Vuelven las estrellas. | Pexels / Pixabay

Han apagado los leds del edificio de enfrente. Yo no sé si ha sido por el artículo de las Vegas del otro día o porque algún responsable de luces se ha pasado por mi barrio para comprobar la verdad que habitaba entre mi literatura y el complejo de “Big Fish” que siempre me ha caracterizado pero, sea como fuere, anoche volvimos a ver las estrellas, las de verdad. Los mosquitos tigre que este año se han hecho fuertes y han colonizado humedales y piscinas se lamentaron entre picotazo y picotazo de que aquella fuente de luz se hubiese desvanecido y mi vecina Érika recuperó la oscuridad e intimidad de su hogar, al menos por las noches.

Varios amigos me preguntaron si el fulgor de aquellas luces era realmente tan fuerte como les describía o si había ornamentado un poquito de más mis palabras, y mi respuesta fue que por supuesto que había tirado de metáforas, pero que durante varias noches no tuve que encender la luz en el salón para llegar hasta la nevera, y que ninguna farola iluminó con tanto clamor el barrio como esas cintas de pequeños focos cosidas a la fachada del edifico de enfrente.

Los obreros han vuelto a las andadas con sus radiales del demonio, no sé si para quitarlos o para hacerles unos ajustes y, de hecho, hasta que el atardecer no nos acaricie no sabremos ni ustedes ni yo el resultado de sus afanes.
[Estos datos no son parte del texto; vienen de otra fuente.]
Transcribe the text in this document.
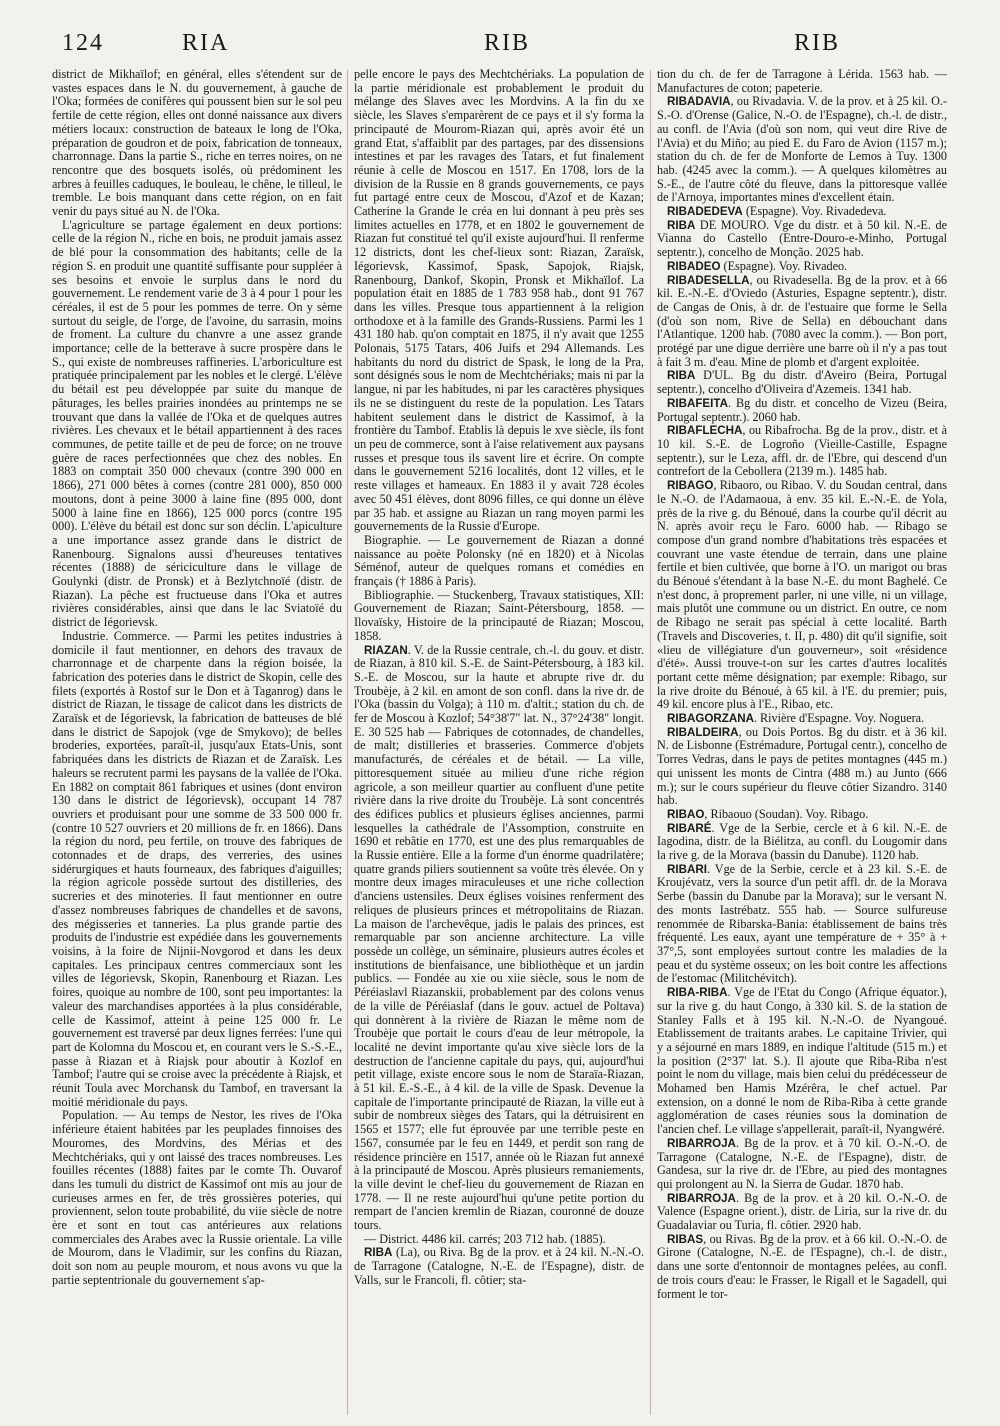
124	RIA	RIB	RIB

district de Mikhaïlof; en général, elles s'étendent sur de vastes espaces dans le N. du gouvernement, à gauche de l'Oka; formées de conifères qui poussent bien sur le sol peu fertile de cette région, elles ont donné naissance aux divers métiers locaux: construction de bateaux le long de l'Oka, préparation de goudron et de poix, fabrication de tonneaux, charronnage. Dans la partie S., riche en terres noires, on ne rencontre que des bosquets isolés, où prédominent les arbres à feuilles caduques, le bouleau, le chêne, le tilleul, le tremble. Le bois manquant dans cette région, on en fait venir du pays situé au N. de l'Oka.

L'agriculture se partage également en deux portions: celle de la région N., riche en bois, ne produit jamais assez de blé pour la consommation des habitants; celle de la région S. en produit une quantité suffisante pour suppléer à ses besoins et envoie le surplus dans le nord du gouvernement. Le rendement varie de 3 à 4 pour 1 pour les céréales, il est de 5 pour les pommes de terre. On y sème surtout du seigle, de l'orge, de l'avoine, du sarrasin, moins de froment. La culture du chanvre a une assez grande importance; celle de la betterave à sucre prospère dans le S., qui existe de nombreuses raffineries. L'arboriculture est pratiquée principalement par les nobles et le clergé. L'élève du bétail est peu développée par suite du manque de pâturages, les belles prairies inondées au printemps ne se trouvant que dans la vallée de l'Oka et de quelques autres rivières. Les chevaux et le bétail appartiennent à des races communes, de petite taille et de peu de force; on ne trouve guère de races perfectionnées que chez des nobles. En 1883 on comptait 350 000 chevaux (contre 390 000 en 1866), 271 000 bêtes à cornes (contre 281 000), 850 000 moutons, dont à peine 3000 à laine fine (895 000, dont 5000 à laine fine en 1866), 125 000 porcs (contre 195 000). L'élève du bétail est donc sur son déclin. L'apiculture a une importance assez grande dans le district de Ranenbourg. Signalons aussi d'heureuses tentatives récentes (1888) de sériciculture dans le village de Goulynki (distr. de Pronsk) et à Bezlytchnoïé (distr. de Riazan). La pêche est fructueuse dans l'Oka et autres rivières considérables, ainsi que dans le lac Sviatoïé du district de Iégorievsk.

Industrie. Commerce. — Parmi les petites industries à domicile il faut mentionner, en dehors des travaux de charronnage et de charpente dans la région boisée, la fabrication des poteries dans le district de Skopin, celle des filets (exportés à Rostof sur le Don et à Taganrog) dans le district de Riazan, le tissage de calicot dans les districts de Zaraïsk et de Iégorievsk, la fabrication de batteuses de blé dans le district de Sapojok (vge de Smykovo); de belles broderies, exportées, paraît-il, jusqu'aux Etats-Unis, sont fabriquées dans les districts de Riazan et de Zaraïsk. Les haleurs se recrutent parmi les paysans de la vallée de l'Oka. En 1882 on comptait 861 fabriques et usines (dont environ 130 dans le district de Iégorievsk), occupant 14 787 ouvriers et produisant pour une somme de 33 500 000 fr. (contre 10 527 ouvriers et 20 millions de fr. en 1866). Dans la région du nord, peu fertile, on trouve des fabriques de cotonnades et de draps, des verreries, des usines sidérurgiques et hauts fourneaux, des fabriques d'aiguilles; la région agricole possède surtout des distilleries, des sucreries et des minoteries. Il faut mentionner en outre d'assez nombreuses fabriques de chandelles et de savons, des mégisseries et tanneries. La plus grande partie des produits de l'industrie est expédiée dans les gouvernements voisins, à la foire de Nijnii-Novgorod et dans les deux capitales. Les principaux centres commerciaux sont les villes de Iégorievsk, Skopin, Ranenbourg et Riazan. Les foires, quoique au nombre de 100, sont peu importantes: la valeur des marchandises apportées à la plus considérable, celle de Kassimof, atteint à peine 125 000 fr. Le gouvernement est traversé par deux lignes ferrées: l'une qui part de Kolomna du Moscou et, en courant vers le S.-S.-E., passe à Riazan et à Riajsk pour aboutir à Kozlof en Tambof; l'autre qui se croise avec la précédente à Riajsk, et réunit Toula avec Morchansk du Tambof, en traversant la moitié méridionale du pays.

Population. — Au temps de Nestor, les rives de l'Oka inférieure étaient habitées par les peuplades finnoises des Mouromes, des Mordvins, des Mérias et des Mechtchériaks, qui y ont laissé des traces nombreuses. Les fouilles récentes (1888) faites par le comte Th. Ouvarof dans les tumuli du district de Kassimof ont mis au jour de curieuses armes en fer, de très grossières poteries, qui proviennent, selon toute probabilité, du viie siècle de notre ère et sont en tout cas antérieures aux relations commerciales des Arabes avec la Russie orientale. La ville de Mourom, dans le Vladimir, sur les confins du Riazan, doit son nom au peuple mourom, et nous avons vu que la partie septentrionale du gouvernement s'ap-

pelle encore le pays des Mechtchériaks. La population de la partie méridionale est probablement le produit du mélange des Slaves avec les Mordvins. A la fin du xe siècle, les Slaves s'emparèrent de ce pays et il s'y forma la principauté de Mourom-Riazan qui, après avoir été un grand Etat, s'affaiblit par des partages, par des dissensions intestines et par les ravages des Tatars, et fut finalement réunie à celle de Moscou en 1517. En 1708, lors de la division de la Russie en 8 grands gouvernements, ce pays fut partagé entre ceux de Moscou, d'Azof et de Kazan; Catherine la Grande le créa en lui donnant à peu près ses limites actuelles en 1778, et en 1802 le gouvernement de Riazan fut constitué tel qu'il existe aujourd'hui. Il renferme 12 districts, dont les chef-lieux sont: Riazan, Zaraïsk, Iégorievsk, Kassimof, Spask, Sapojok, Riajsk, Ranenbourg, Dankof, Skopin, Pronsk et Mikhaïlof. La population était en 1885 de 1 783 958 hab., dont 91 767 dans les villes. Presque tous appartiennent à la religion orthodoxe et à la famille des Grands-Russiens. Parmi les 1 431 180 hab. qu'on comptait en 1875, il n'y avait que 1255 Polonais, 5175 Tatars, 406 Juifs et 294 Allemands. Les habitants du nord du district de Spask, le long de la Pra, sont désignés sous le nom de Mechtchériaks; mais ni par la langue, ni par les habitudes, ni par les caractères physiques ils ne se distinguent du reste de la population. Les Tatars habitent seulement dans le district de Kassimof, à la frontière du Tambof. Etablis là depuis le xve siècle, ils font un peu de commerce, sont à l'aise relativement aux paysans russes et presque tous ils savent lire et écrire. On compte dans le gouvernement 5216 localités, dont 12 villes, et le reste villages et hameaux. En 1883 il y avait 728 écoles avec 50 451 élèves, dont 8096 filles, ce qui donne un élève par 35 hab. et assigne au Riazan un rang moyen parmi les gouvernements de la Russie d'Europe.

Biographie. — Le gouvernement de Riazan a donné naissance au poète Polonsky (né en 1820) et à Nicolas Séménof, auteur de quelques romans et comédies en français († 1886 à Paris).

Bibliographie. — Stuckenberg, Travaux statistiques, XII: Gouvernement de Riazan; Saint-Pétersbourg, 1858. — Ilovaïsky, Histoire de la principauté de Riazan; Moscou, 1858.

RIAZAN. V. de la Russie centrale, ch.-l. du gouv. et distr. de Riazan, à 810 kil. S.-E. de Saint-Pétersbourg, à 183 kil. S.-E. de Moscou, sur la haute et abrupte rive dr. du Troubèje, à 2 kil. en amont de son confl. dans la rive dr. de l'Oka (bassin du Volga); à 110 m. d'altit.; station du ch. de fer de Moscou à Kozlof; 54°38'7" lat. N., 37°24'38" longit. E. 30 525 hab — Fabriques de cotonnades, de chandelles, de malt; distilleries et brasseries. Commerce d'objets manufacturés, de céréales et de bétail. — La ville, pittoresquement située au milieu d'une riche région agricole, a son meilleur quartier au confluent d'une petite rivière dans la rive droite du Troubèje. Là sont concentrés des édifices publics et plusieurs églises anciennes, parmi lesquelles la cathédrale de l'Assomption, construite en 1690 et rebâtie en 1770, est une des plus remarquables de la Russie entière. Elle a la forme d'un énorme quadrilatère; quatre grands piliers soutiennent sa voûte très élevée. On y montre deux images miraculeuses et une riche collection d'anciens ustensiles. Deux églises voisines renferment des reliques de plusieurs princes et métropolitains de Riazan. La maison de l'archevêque, jadis le palais des princes, est remarquable par son ancienne architecture. La ville possède un collège, un séminaire, plusieurs autres écoles et institutions de bienfaisance, une bibliothèque et un jardin publics. — Fondée au xie ou xiie siècle, sous le nom de Péréiaslavl Riazanskii, probablement par des colons venus de la ville de Péréiaslaf (dans le gouv. actuel de Poltava) qui donnèrent à la rivière de Riazan le même nom de Troubèje que portait le cours d'eau de leur métropole, la localité ne devint importante qu'au xive siècle lors de la destruction de l'ancienne capitale du pays, qui, aujourd'hui petit village, existe encore sous le nom de Staraïa-Riazan, à 51 kil. E.-S.-E., à 4 kil. de la ville de Spask. Devenue la capitale de l'importante principauté de Riazan, la ville eut à subir de nombreux sièges des Tatars, qui la détruisirent en 1565 et 1577; elle fut éprouvée par une terrible peste en 1567, consumée par le feu en 1449, et perdit son rang de résidence princière en 1517, année où le Riazan fut annexé à la principauté de Moscou. Après plusieurs remaniements, la ville devint le chef-lieu du gouvernement de Riazan en 1778. — Il ne reste aujourd'hui qu'une petite portion du rempart de l'ancien kremlin de Riazan, couronné de douze tours.

— District. 4486 kil. carrés; 203 712 hab. (1885).

RIBA (La), ou Riva. Bg de la prov. et à 24 kil. N.-N.-O. de Tarragone (Catalogne, N.-E. de l'Espagne), distr. de Valls, sur le Francoli, fl. côtier; sta-

tion du ch. de fer de Tarragone à Lérida. 1563 hab. — Manufactures de coton; papeterie.

RIBADAVIA, ou Rivadavia. V. de la prov. et à 25 kil. O.-S.-O. d'Orense (Galice, N.-O. de l'Espagne), ch.-l. de distr., au confl. de l'Avia (d'où son nom, qui veut dire Rive de l'Avia) et du Miño; au pied E. du Faro de Avion (1157 m.); station du ch. de fer de Monforte de Lemos à Tuy. 1300 hab. (4245 avec la comm.). — A quelques kilomètres au S.-E., de l'autre côté du fleuve, dans la pittoresque vallée de l'Arnoya, importantes mines d'excellent étain.

RIBADEDEVA (Espagne). Voy. Rivadedeva.

RIBA DE MOURO. Vge du distr. et à 50 kil. N.-E. de Vianna do Castello (Entre-Douro-e-Minho, Portugal septentr.), concelho de Monção. 2025 hab.

RIBADEO (Espagne). Voy. Rivadeo.

RIBADESELLA, ou Rivadesella. Bg de la prov. et à 66 kil. E.-N.-E. d'Oviedo (Asturies, Espagne septentr.), distr. de Cangas de Onis, à dr. de l'estuaire que forme le Sella (d'où son nom, Rive de Sella) en débouchant dans l'Atlantique. 1200 hab. (7080 avec la comm.). — Bon port, protégé par une digue derrière une barre où il n'y a pas tout à fait 3 m. d'eau. Mine de plomb et d'argent exploitée.

RIBA D'UL. Bg du distr. d'Aveiro (Beira, Portugal septentr.), concelho d'Oliveira d'Azemeis. 1341 hab.

RIBAFEITA. Bg du distr. et concelho de Vizeu (Beira, Portugal septentr.). 2060 hab.

RIBAFLECHA, ou Ribafrocha. Bg de la prov., distr. et à 10 kil. S.-E. de Logroño (Vieille-Castille, Espagne septentr.), sur le Leza, affl. dr. de l'Ebre, qui descend d'un contrefort de la Cebollera (2139 m.). 1485 hab.

RIBAGO, Ribaoro, ou Ribao. V. du Soudan central, dans le N.-O. de l'Adamaoua, à env. 35 kil. E.-N.-E. de Yola, près de la rive g. du Bénoué, dans la courbe qu'il décrit au N. après avoir reçu le Faro. 6000 hab. — Ribago se compose d'un grand nombre d'habitations très espacées et couvrant une vaste étendue de terrain, dans une plaine fertile et bien cultivée, que borne à l'O. un marigot ou bras du Bénoué s'étendant à la base N.-E. du mont Baghelé. Ce n'est donc, à proprement parler, ni une ville, ni un village, mais plutôt une commune ou un district. En outre, ce nom de Ribago ne serait pas spécial à cette localité. Barth (Travels and Discoveries, t. II, p. 480) dit qu'il signifie, soit «lieu de villégiature d'un gouverneur», soit «résidence d'été». Aussi trouve-t-on sur les cartes d'autres localités portant cette même désignation; par exemple: Ribago, sur la rive droite du Bénoué, à 65 kil. à l'E. du premier; puis, 49 kil. encore plus à l'E., Ribao, etc.

RIBAGORZANA. Rivière d'Espagne. Voy. Noguera.

RIBALDEIRA, ou Dois Portos. Bg du distr. et à 36 kil. N. de Lisbonne (Estrémadure, Portugal centr.), concelho de Torres Vedras, dans le pays de petites montagnes (445 m.) qui unissent les monts de Cintra (488 m.) au Junto (666 m.); sur le cours supérieur du fleuve côtier Sizandro. 3140 hab.

RIBAO, Ribaouo (Soudan). Voy. Ribago.

RIBARÉ. Vge de la Serbie, cercle et à 6 kil. N.-E. de Iagodina, distr. de la Biélitza, au confl. du Lougomir dans la rive g. de la Morava (bassin du Danube). 1120 hab.

RIBARI. Vge de la Serbie, cercle et à 23 kil. S.-E. de Kroujévatz, vers la source d'un petit affl. dr. de la Morava Serbe (bassin du Danube par la Morava); sur le versant N. des monts Iastrébatz. 555 hab. — Source sulfureuse renommée de Ribarska-Bania: établissement de bains très fréquenté. Les eaux, ayant une température de + 35° à + 37°,5, sont employées surtout contre les maladies de la peau et du système osseux; on les boit contre les affections de l'estomac (Militchévitch).

RIBA-RIBA. Vge de l'Etat du Congo (Afrique équator.), sur la rive g. du haut Congo, à 330 kil. S. de la station de Stanley Falls et à 195 kil. N.-N.-O. de Nyangoué. Etablissement de traitants arabes. Le capitaine Trivier, qui y a séjourné en mars 1889, en indique l'altitude (515 m.) et la position (2°37' lat. S.). Il ajoute que Riba-Riba n'est point le nom du village, mais bien celui du prédécesseur de Mohamed ben Hamis Mzérêra, le chef actuel. Par extension, on a donné le nom de Riba-Riba à cette grande agglomération de cases réunies sous la domination de l'ancien chef. Le village s'appellerait, paraît-il, Nyangwéré.

RIBARROJA. Bg de la prov. et à 70 kil. O.-N.-O. de Tarragone (Catalogne, N.-E. de l'Espagne), distr. de Gandesa, sur la rive dr. de l'Ebre, au pied des montagnes qui prolongent au N. la Sierra de Gudar. 1870 hab.

RIBARROJA. Bg de la prov. et à 20 kil. O.-N.-O. de Valence (Espagne orient.), distr. de Liria, sur la rive dr. du Guadalaviar ou Turia, fl. côtier. 2920 hab.

RIBAS, ou Rivas. Bg de la prov. et à 66 kil. O.-N.-O. de Girone (Catalogne, N.-E. de l'Espagne), ch.-l. de distr., dans une sorte d'entonnoir de montagnes pelées, au confl. de trois cours d'eau: le Frasser, le Rigall et le Sagadell, qui forment le tor-
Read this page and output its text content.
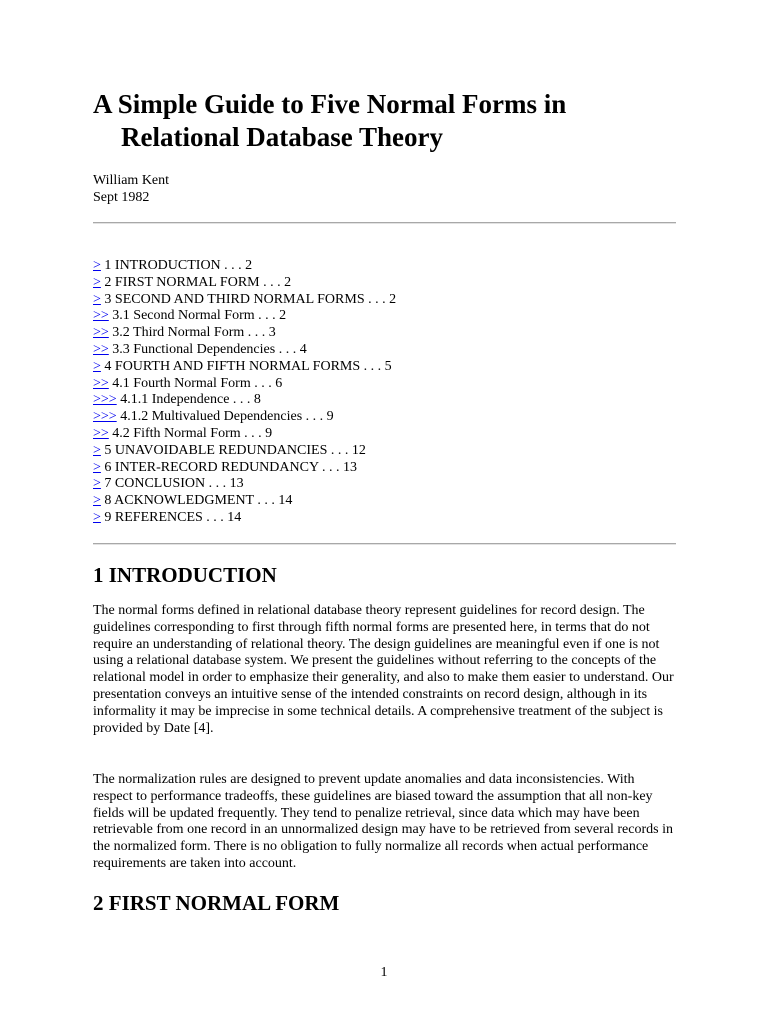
A Simple Guide to Five Normal Forms in
Relational Database Theory
William Kent
Sept 1982
> 1 INTRODUCTION . . . 2
> 2 FIRST NORMAL FORM . . . 2
> 3 SECOND AND THIRD NORMAL FORMS . . . 2
>> 3.1 Second Normal Form . . . 2
>> 3.2 Third Normal Form . . . 3
>> 3.3 Functional Dependencies . . . 4
> 4 FOURTH AND FIFTH NORMAL FORMS . . . 5
>> 4.1 Fourth Normal Form . . . 6
>>> 4.1.1 Independence . . . 8
>>> 4.1.2 Multivalued Dependencies . . . 9
>> 4.2 Fifth Normal Form . . . 9
> 5 UNAVOIDABLE REDUNDANCIES . . . 12
> 6 INTER-RECORD REDUNDANCY . . . 13
> 7 CONCLUSION . . . 13
> 8 ACKNOWLEDGMENT . . . 14
> 9 REFERENCES . . . 14
1 INTRODUCTION

The normal forms defined in relational database theory represent guidelines for record design. The guidelines corresponding to first through fifth normal forms are presented here, in terms that do not require an understanding of relational theory. The design guidelines are meaningful even if one is not using a relational database system. We present the guidelines without referring to the concepts of the relational model in order to emphasize their generality, and also to make them easier to understand. Our presentation conveys an intuitive sense of the intended constraints on record design, although in its informality it may be imprecise in some technical details. A comprehensive treatment of the subject is provided by Date [4].

The normalization rules are designed to prevent update anomalies and data inconsistencies. With respect to performance tradeoffs, these guidelines are biased toward the assumption that all non-key fields will be updated frequently. They tend to penalize retrieval, since data which may have been retrievable from one record in an unnormalized design may have to be retrieved from several records in the normalized form. There is no obligation to fully normalize all records when actual performance requirements are taken into account.

2 FIRST NORMAL FORM
1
Al pasar con RAE a su lado he bajado la cabeza, temiendo que me reconocieran y que clavasen sus miradas de rencor en nosotras, pero hemos sido invisibles, recobrando a los cinco segundos la respiración para poder jugar a la pelota en el descampado de siempre. Ese que, por cierto, también han colonizado con los cadáveres de esa misma obra. Por un lado, han hecho un agujero propio de la entrada secreta al tesoro de Los Goonies, provocado, según mi chico, por una grúa que pesaba demasiado. Por otro, y junto a las bragas rojas que siguen impertérritas sobre un matorral, continúan allí dos mesas llenas de láminas de mármol, tablas de madera y cubos de pintura. En nuestro descampado, que es el cementerio de los objetos olvidados, descansa también un termo usado, dos coches que llevan allí desde el verano pasado y algunas botellas de cerveza. Como es de propiedad privada, me explicaron un día desde el Ayuntamiento, son sus propietarios los que están obligados a limpiarlo y quienes tal vez han autorizado ese rol de vertedero que está adoptando, así que cada vez que RAE y yo paseamos entre sus dominios debemos estar muy atentas para no caer por un túnel secreto que nos lleve hasta un barco pirata cuajado de esqueletos y de joyas.

Por las noches, ahora que no hay leds iluminándolo todo, debemos encender la linterna del teléfono para no tropezarnos. Pero no les cuento esto por quejarme, sino todo lo contrario, para confesarles que hemos vuelto a contar las estrellas y a orientarnos hacia la «nueva normalidad» con un guiño a Andrómeda, nuestra constelación preferida.